On Mon, Nov 9, 2015 at 1:37 PM, Petr Bena <benapetr(a)gmail.com> wrote:
Do you really want to say that reading from disk is
faster than
processing the text using CPU? I don't know how complex syntax of mw
actually is, but C++ compilers are probably much faster than parsoid,
if that's true. And these are very slow.
What takes so much CPU time in turning wikitext into html? Sounds like
JS wasn't a best choice here.
More fundamentally, the parsing task involves recursive expansion of
templates and image information queries, and popular wikipedia articles can
involve hundreds of templates and image queries.

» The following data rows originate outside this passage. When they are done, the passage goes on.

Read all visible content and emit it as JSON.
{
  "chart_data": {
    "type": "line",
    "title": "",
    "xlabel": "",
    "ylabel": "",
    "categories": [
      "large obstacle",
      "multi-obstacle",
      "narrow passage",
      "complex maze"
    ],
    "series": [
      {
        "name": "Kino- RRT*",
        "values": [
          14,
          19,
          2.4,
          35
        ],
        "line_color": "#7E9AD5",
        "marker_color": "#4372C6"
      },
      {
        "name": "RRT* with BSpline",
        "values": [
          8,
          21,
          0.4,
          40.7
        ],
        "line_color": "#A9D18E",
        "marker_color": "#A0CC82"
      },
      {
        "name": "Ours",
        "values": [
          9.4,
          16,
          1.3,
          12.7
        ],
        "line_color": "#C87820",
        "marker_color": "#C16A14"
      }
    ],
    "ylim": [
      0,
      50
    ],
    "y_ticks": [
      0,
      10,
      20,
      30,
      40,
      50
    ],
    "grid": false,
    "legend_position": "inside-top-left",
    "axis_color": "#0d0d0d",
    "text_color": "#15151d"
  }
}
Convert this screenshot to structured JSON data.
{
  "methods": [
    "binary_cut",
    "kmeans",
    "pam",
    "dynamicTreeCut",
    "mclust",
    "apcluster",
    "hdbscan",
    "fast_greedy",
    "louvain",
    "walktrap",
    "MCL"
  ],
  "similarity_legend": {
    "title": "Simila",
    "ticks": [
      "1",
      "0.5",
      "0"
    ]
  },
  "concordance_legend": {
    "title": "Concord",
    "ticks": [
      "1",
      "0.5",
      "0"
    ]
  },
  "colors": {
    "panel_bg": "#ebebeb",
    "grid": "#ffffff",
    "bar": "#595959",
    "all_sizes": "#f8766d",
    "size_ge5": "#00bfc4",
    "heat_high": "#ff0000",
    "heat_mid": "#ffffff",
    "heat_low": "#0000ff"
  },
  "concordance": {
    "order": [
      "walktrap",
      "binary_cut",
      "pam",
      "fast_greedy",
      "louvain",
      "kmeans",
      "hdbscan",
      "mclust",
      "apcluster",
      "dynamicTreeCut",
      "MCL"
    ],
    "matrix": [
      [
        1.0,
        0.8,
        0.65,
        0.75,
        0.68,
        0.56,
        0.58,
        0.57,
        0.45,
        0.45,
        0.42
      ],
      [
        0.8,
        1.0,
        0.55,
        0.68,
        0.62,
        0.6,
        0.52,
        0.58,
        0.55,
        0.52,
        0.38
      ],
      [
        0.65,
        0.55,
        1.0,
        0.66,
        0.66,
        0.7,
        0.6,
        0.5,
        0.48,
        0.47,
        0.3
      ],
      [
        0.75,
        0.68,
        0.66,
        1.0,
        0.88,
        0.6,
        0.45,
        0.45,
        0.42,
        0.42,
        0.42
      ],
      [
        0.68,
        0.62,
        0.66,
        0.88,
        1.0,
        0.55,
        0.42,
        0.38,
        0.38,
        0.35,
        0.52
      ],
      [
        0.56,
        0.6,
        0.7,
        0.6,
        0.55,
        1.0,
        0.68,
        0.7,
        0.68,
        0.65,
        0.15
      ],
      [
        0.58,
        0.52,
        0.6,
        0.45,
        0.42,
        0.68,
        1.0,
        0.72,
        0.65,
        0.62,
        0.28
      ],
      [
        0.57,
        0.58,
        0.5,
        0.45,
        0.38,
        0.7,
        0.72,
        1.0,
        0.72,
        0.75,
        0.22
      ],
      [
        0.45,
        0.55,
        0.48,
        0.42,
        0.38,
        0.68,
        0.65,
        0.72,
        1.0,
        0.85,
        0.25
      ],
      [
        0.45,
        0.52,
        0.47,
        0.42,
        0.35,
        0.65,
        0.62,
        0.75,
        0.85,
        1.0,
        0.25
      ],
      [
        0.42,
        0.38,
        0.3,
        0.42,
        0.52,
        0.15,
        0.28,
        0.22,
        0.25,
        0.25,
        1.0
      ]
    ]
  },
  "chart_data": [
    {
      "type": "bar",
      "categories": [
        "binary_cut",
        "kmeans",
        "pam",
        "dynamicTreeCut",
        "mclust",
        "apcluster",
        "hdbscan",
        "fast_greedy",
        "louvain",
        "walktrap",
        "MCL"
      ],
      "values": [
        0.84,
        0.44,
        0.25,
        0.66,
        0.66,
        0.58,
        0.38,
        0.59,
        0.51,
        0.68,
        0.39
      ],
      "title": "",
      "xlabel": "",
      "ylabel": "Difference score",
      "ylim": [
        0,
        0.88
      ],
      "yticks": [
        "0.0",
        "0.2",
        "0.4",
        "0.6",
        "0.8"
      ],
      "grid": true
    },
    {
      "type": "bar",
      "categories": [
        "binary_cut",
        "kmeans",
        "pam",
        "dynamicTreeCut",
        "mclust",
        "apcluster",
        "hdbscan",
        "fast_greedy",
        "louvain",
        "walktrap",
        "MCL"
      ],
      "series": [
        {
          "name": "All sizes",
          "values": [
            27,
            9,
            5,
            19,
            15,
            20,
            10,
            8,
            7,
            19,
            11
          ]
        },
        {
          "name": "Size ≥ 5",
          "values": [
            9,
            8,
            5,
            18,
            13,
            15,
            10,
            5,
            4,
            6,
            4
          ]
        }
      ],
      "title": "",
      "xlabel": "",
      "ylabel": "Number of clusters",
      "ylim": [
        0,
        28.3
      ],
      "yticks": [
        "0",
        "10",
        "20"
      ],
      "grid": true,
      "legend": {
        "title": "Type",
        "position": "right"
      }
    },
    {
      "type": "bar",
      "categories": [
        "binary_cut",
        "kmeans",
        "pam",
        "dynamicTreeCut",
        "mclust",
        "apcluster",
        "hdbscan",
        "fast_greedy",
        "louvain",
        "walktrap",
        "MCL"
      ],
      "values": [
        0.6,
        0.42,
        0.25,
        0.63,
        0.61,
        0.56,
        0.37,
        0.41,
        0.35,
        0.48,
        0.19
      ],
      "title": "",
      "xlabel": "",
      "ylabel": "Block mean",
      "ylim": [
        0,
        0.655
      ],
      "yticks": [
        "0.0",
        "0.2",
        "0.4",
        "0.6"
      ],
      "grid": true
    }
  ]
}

Caching the result of
parsing allows us to avoid repeating these nested queries, which are a
major contributor to parse time.
One of the benefits of the Parsoid DOM representation[*] is that it will
allow in-place update of templates and image information, so that updating
pages after a change can be by simple substitution and *without* repeating
the actual "parse wikitext" step.
--scott
[*] This actually requires some tweaks to the wikitext of some popular
templates;
https://phabricator.wikimedia.org/T114445 is a decent summary of
the work (although be sure to read to the end of the comments, there's
significant stuff there which I haven't editing into the top-level task
description yet).
--
(
http://cscott.net)